Genesis: Nursery Cryme - 1971

 

This was the first Genesis album to feature Phil Collins on drums and Steve Hackett on lead guitar. 

Their prog rock inclinations were really beginning to make themselves known now, as well. As I go on to say in later reviews, Collins was also one hell of a drummer and he proves it on this album. 

The Musical Box is a ten minute, beguiling narrative number that flows over with proggy pretensions, both musically and lyrically. There is a folkiness to it and a vocal harmony structure at times that must have influenced Queen. It is clearly a track that has a lot about it, but it just leaves me a little cold. It is not a track I find myself wanting to return to, although the bit where the guitars and drums really break out just coming up to four minutes is superb - really rousing and showing that Genesis did actually know how to rock. Check out Tony Banks’s Deep Purple-esque organ work too. Hackett’s guitar soloing ain’t half bad either. 

For Absent Friends is a brief, acoustic and very McCartney-esque number that features Phil Collins on vocals for the first time while The Return Of The Giant Hogweed is a solidly rocking cornerstone of the album.
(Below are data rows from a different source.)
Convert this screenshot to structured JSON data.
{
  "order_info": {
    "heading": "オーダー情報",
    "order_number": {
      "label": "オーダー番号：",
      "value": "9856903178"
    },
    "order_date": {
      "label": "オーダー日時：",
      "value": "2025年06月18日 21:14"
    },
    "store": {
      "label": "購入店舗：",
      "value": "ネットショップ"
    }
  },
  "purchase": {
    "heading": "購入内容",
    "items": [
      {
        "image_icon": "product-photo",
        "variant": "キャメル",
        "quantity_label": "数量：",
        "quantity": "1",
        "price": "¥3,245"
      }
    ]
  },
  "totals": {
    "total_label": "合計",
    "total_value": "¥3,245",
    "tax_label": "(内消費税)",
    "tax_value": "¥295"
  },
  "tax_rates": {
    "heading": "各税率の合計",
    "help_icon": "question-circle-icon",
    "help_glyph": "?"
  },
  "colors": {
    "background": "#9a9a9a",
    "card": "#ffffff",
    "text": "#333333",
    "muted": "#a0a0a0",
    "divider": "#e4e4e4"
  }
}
It rocks in muscular Deep Purple style and cries out for a more powerful voice than Peter Gabriel’s thin, reedy offering. I love its riffy power, though, and Hackett’s fuzzy guitar near the end is a real joy too. 

Seven Stones sounds very Beatles to me, but again I find Gabriel’s vocal wanting. It definitely improved as he matured. Lyrically, it is somewhat hackneyed - “I heard the old man tell his tale” is such a proggy line too, isn’t it? Nevertheless, the sheer power of the sound near the end of the track is great, I have to say.

Harold The Barrel sounds like one of those quirky songs that The Who used to come up with in the late sixties. It’s a silly song, let’s be honest. Mike Rutherford’s acoustic Harlequin reminds me a lot of something by someone else, but I can’t put my finger on what. Something by CSNY I think. The Fountain Of Salmacis is the album’s last big track and is King Crimson-influenced proggy chugger, enhanced by some captivating cymbal work from Collins. I love the rumbling, bassy bit at nearly four minutes. 

This was a bit of a patchy album, built around three lengthy, creative bedrock tracks that stand tall as classics of their type, even I will admit.